Türk Büro-Sen Bilecik Temsilcisi Cüneyt Taşkesen yaptığı açıklamanın ardından yazılı bir açıklama yayınlayan Büro Memur-Sen Bilecik İl Başkanı Mustafa Akış iddialara cevap verdi.

 “Geçen yüzyıldan kalmış ithal bir anlayışla sendikacılık yapanların anlamasını beklemiyoruz”

Adliye personelinin sorunlarını sadece basın önünde konuşmakla çözülmeyeceğini söyleyen Akış, “Biz sendika olarak hizmet odaklı olarak sendikacılık yapıyoruz bunu geçen yüzyıldan kalmış ithal bir anlayışla sendikacılık yapanların anlamasını beklemiyoruz” ifadeleriyle tartışmanın dozunu biraz arttırdı. Akış açıklamasının devamında “Bizler sorunun değil çözümün parçası olan hesap soran ve hesap sorula bilen bir anlayışla sendikacılık yapıyoruz. Bu manada adliye personelinin sorunlarını sadece basın önünde şov amaçlı söylemiyor, sorunların çözümü için hem ildeki yetkililerle ve hem de Ankara’daki adalet bakanlığında çalışıyoruz malum sendikanın yetkili olduğu yıllarda hiçbir şey yapmadığını herkes biliyor.” dedi.

“Türk Büro sen ise şifreli yayın yapmış ve üye olmayan hiç kimseye şifreyi vermemiştir”

Akış, SGK’da yapılan görevde yükselme sınavıyla alakalı olarak ise Büro Memur-Sen tarafından Ankara’da herkese açık yayın yapıldığını ancak Türk Büro-Sen’in ise yayını şifreli yaptığını iddia ederken, “Öncelikle sendikamız tarafından Ankara’da herkese açık yayın yapılmış, illerde de bu yayınlar tüm çalışanlar tarafından izlenmiştir. Türk Büro sen ise şifreli yayın yapmış ve üye olmayan hiç kimseye şifreyi vermemiştir. Ankara da yayın yaptıkları salonun kapısında üye olmayanları kovmuşlardır.” ifadelerini kullandı.
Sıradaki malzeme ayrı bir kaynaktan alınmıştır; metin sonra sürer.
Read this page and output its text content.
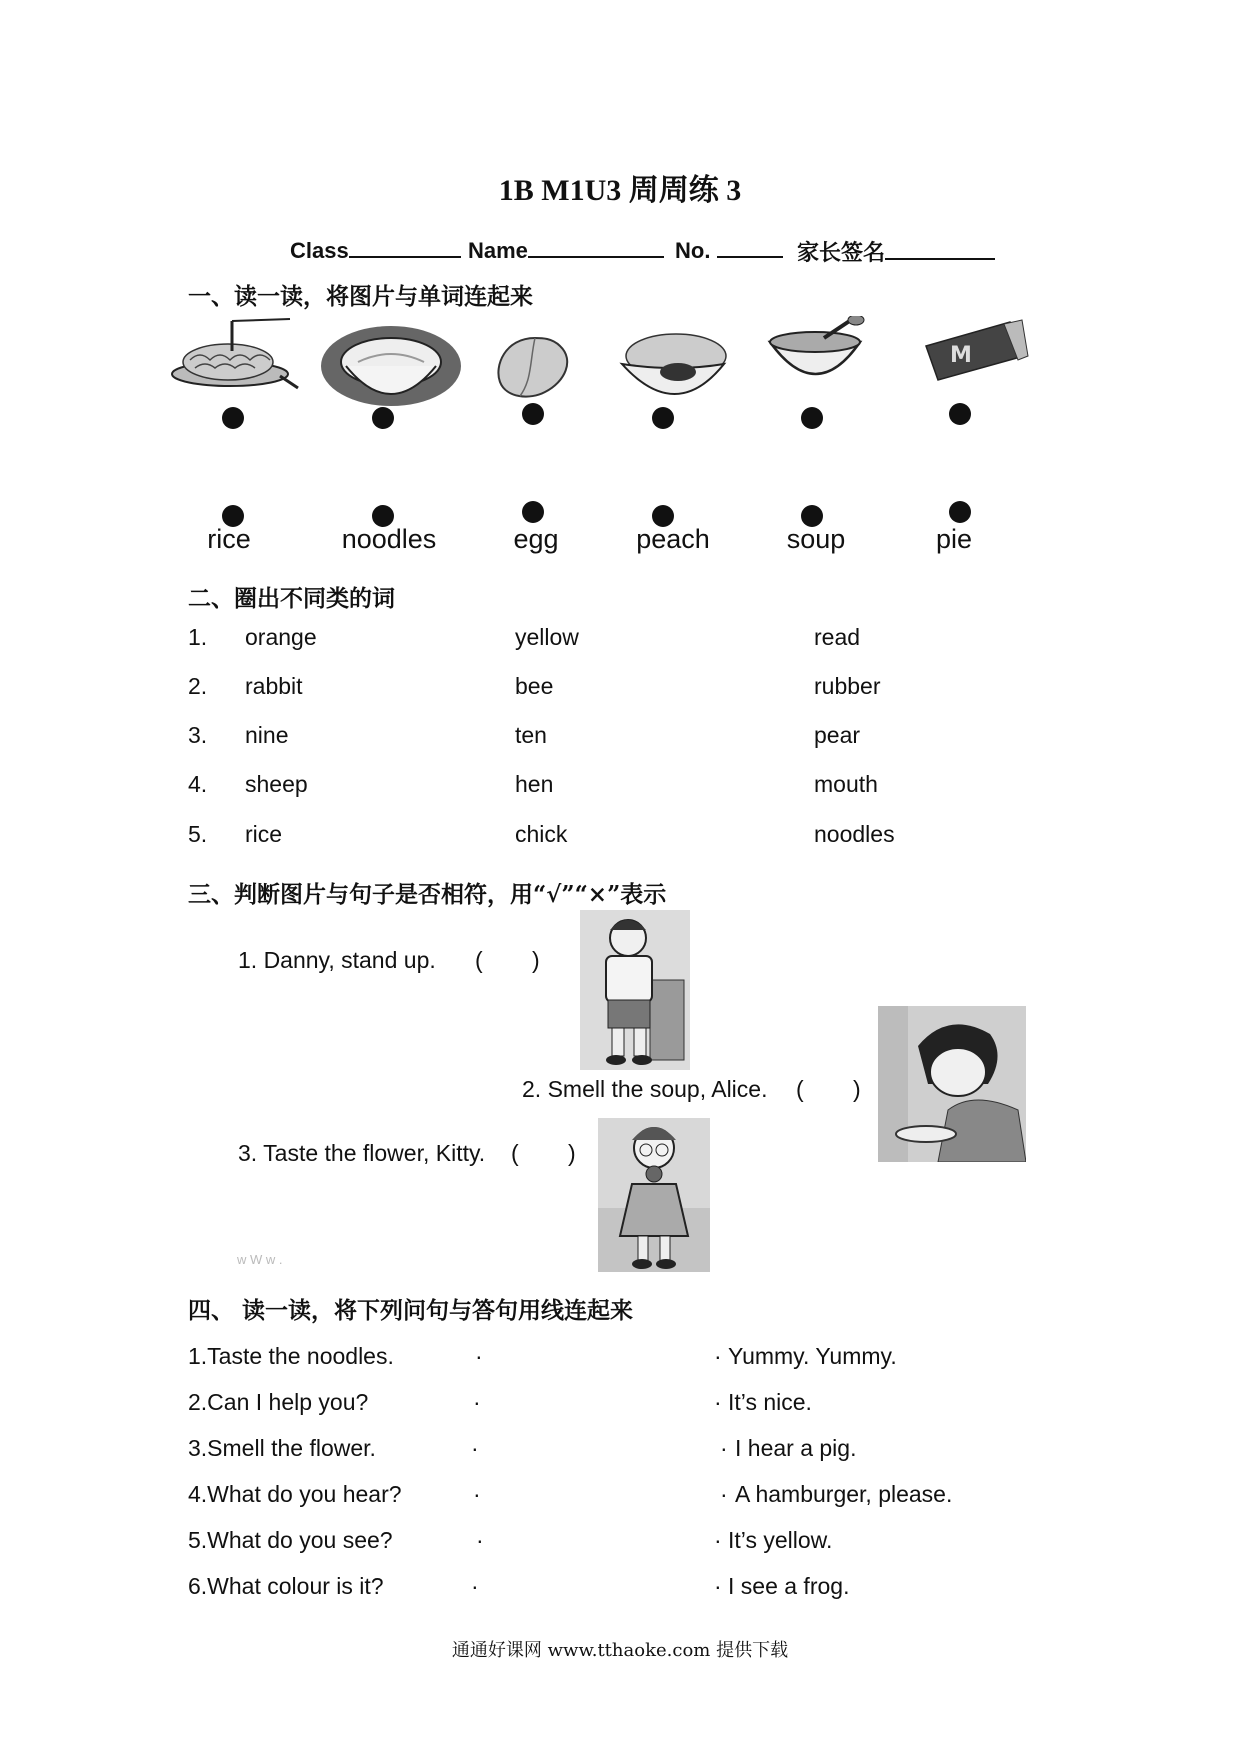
1B M1U3 周周练 3
Class	Name	No.	家长签名
一、读一读，将图片与单词连起来
M
rice	noodles	egg	peach	soup	pie
二、圈出不同类的词
1. orange	yellow	read
2. rabbit	bee	rubber
3. nine	ten	pear
4. sheep	hen	mouth
5. rice	chick	noodles
三、判断图片与句子是否相符，用“√”“×”表示
1. Danny, stand up. ( )
2. Smell the soup, Alice. ( )
3. Taste the flower, Kitty. ( )
w W w .
四、 读一读，将下列问句与答句用线连起来
1.Taste the noodles.
2.Can I help you?
3.Smell the flower.
4.What do you hear?
5.What do you see?
6.What colour is it?
·
·
·
·
·
·
·
·
·
·
·
·
Yummy. Yummy.
It’s nice.
I hear a pig.
A hamburger, please.
It’s yellow.
I see a frog.
通通好课网 www.tthaoke.com 提供下载
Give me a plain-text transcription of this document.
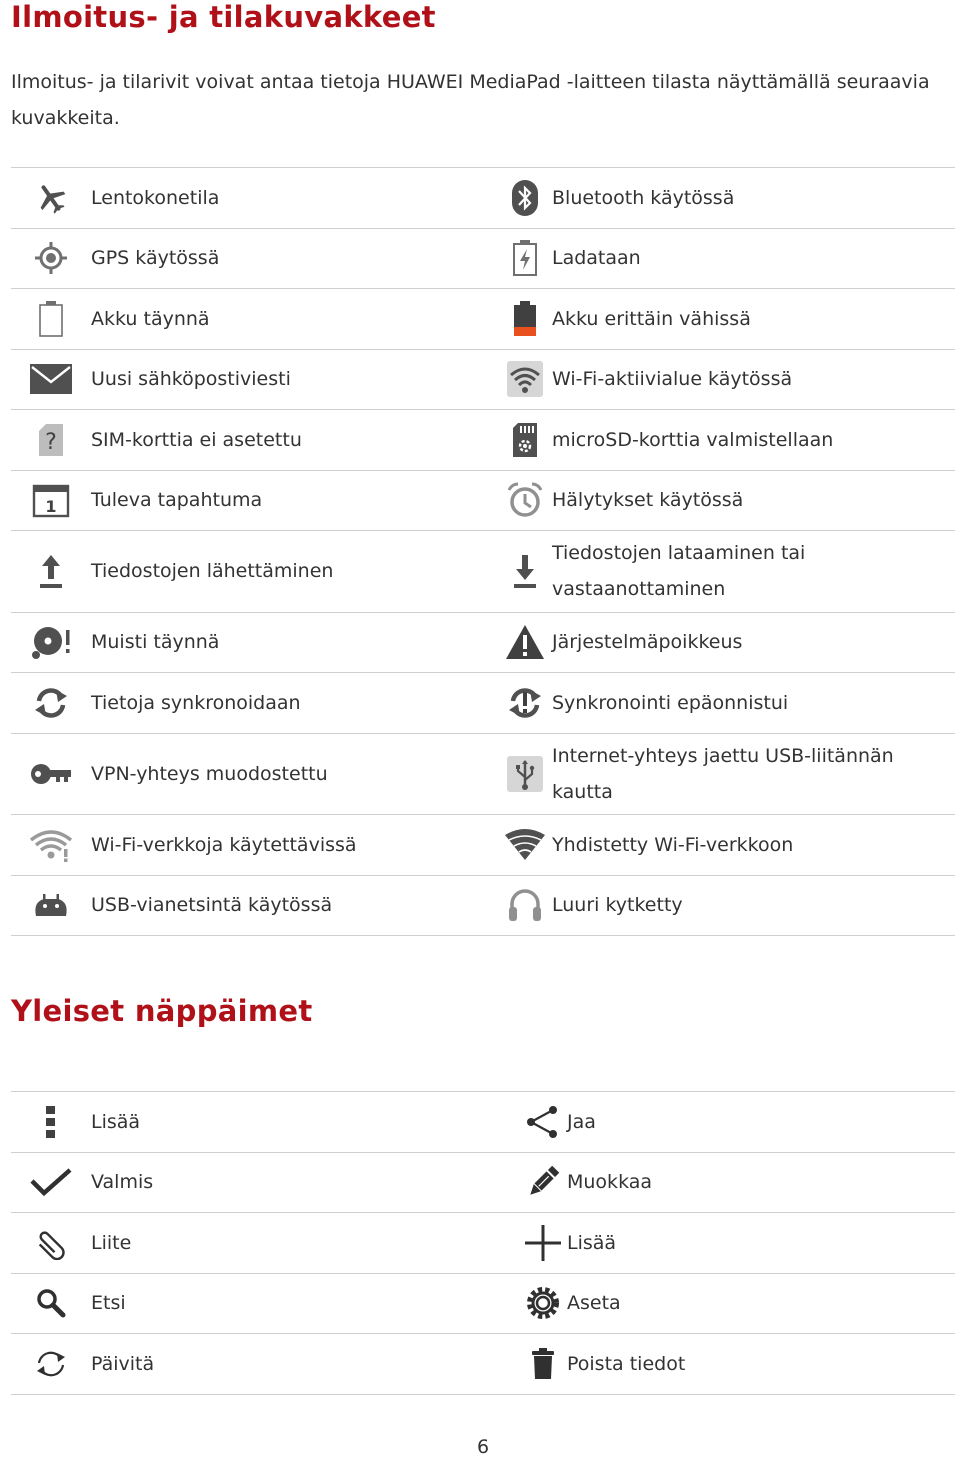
Ilmoitus- ja tilakuvakkeet

Ilmoitus- ja tilarivit voivat antaa tietoja HUAWEI MediaPad -laitteen tilasta näyttämällä seuraavia kuvakkeita.

	Lentokonetila		Bluetooth käytössä
	GPS käytössä		Ladataan
	Akku täynnä		Akku erittäin vähissä
	Uusi sähköpostiviesti		Wi-Fi-aktiivialue käytössä

?	SIM-korttia ei asetettu		microSD-korttia valmistellaan

1	Tuleva tapahtuma		Hälytykset käytössä
	Tiedostojen lähettäminen		Tiedostojen lataaminen tai vastaanottaminen
	Muisti täynnä		Järjestelmäpoikkeus
	Tietoja synkronoidaan		Synkronointi epäonnistui
	VPN-yhteys muodostettu		Internet-yhteys jaettu USB-liitännän kautta
	Wi-Fi-verkkoja käytettävissä		Yhdistetty Wi-Fi-verkkoon
	USB-vianetsintä käytössä		Luuri kytketty
Yleiset näppäimet
	Lisää		Jaa
	Valmis		Muokkaa
	Liite		Lisää
	Etsi		Aseta
	Päivitä		Poista tiedot
6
“Tutanakları Delil Olarak Gösterip Yasal İşlem Yapsınlar”

Büro Memur-Sen Bilecik İl Başkanı Mustafa Akış, Türk Büro-Sen İl Temsilcisi Taşkesen’in Büro Memur-Sen şube olma özelliğini kaybetti iddiasına da cevap verdi. Sayı yönünden bir sıkıntılarının olmadığını söyleyen Akış, “Ayrıca Sendikamızın Yalova- Bilecik şubeliğinin düştüğü iddia edilmektedir. Hepimiz biliyoruz ki 15 Mayıs 2014’te yapılan sayımları sonucunda imzalanan tutanaklara tüm sendika temsilcileri ile birlikte iddiasını ispat edemeyen müddei sendikacı arkadaşımız dahil imza atmaktadır. İddiaları doğru ise, buyursunlar imza attıkları tutanakları delil olarak gösterip yasal işlem yapsınlar. Basın önüne çıkıp laf diye konuşanlar, iddialarını ispat etmedikçe müfteridirler. Dolayısı ile bizim sayı hakkında herhangi bir sıkıntımız yoktur. Biz önce keyfiyete sonra kemiyete değer veririz. Delili olmadan iftira atmak malum sendikanın her zaman ki yaptığı bir şeydir.” dedi.

“Dinime Küfreden Müslüman Olsa”

Akış, “Bizim hiçbir parti ya da adayı desteklediğimize dair Büro Memur Senin resmi internet sitesinde bir haber bulunmamaktadır.” Diyerek Taşken’in iddiasına cevap verirken, “Bizi siyaseten eleştiren malum sendikanın internet sitesinde, Cumhurbaşkanlığı seçiminden önce, Cumhurbaşkanında aranan özellikler diye aşağıdaki açıklama sitelerinde yapılmıştır.

Hani bir tabir vardır. “Dinime küfreden Müslüman olsa” diye. Boğazına kadar siyasete bulaşmış bir sendikanın bize bu konuda söz söylemeye hakkı yoktur.” dedi.

Yapılan açıklamalar sonrasında iki memur sendikasının iddiaları ve cevapları devam edecek mi bilinmez ama bu gerginliğin adli çalışanların ve çalışanlardan hizmet bekleyen vatandaşa bir yarar sağlamayacağı görülüyor.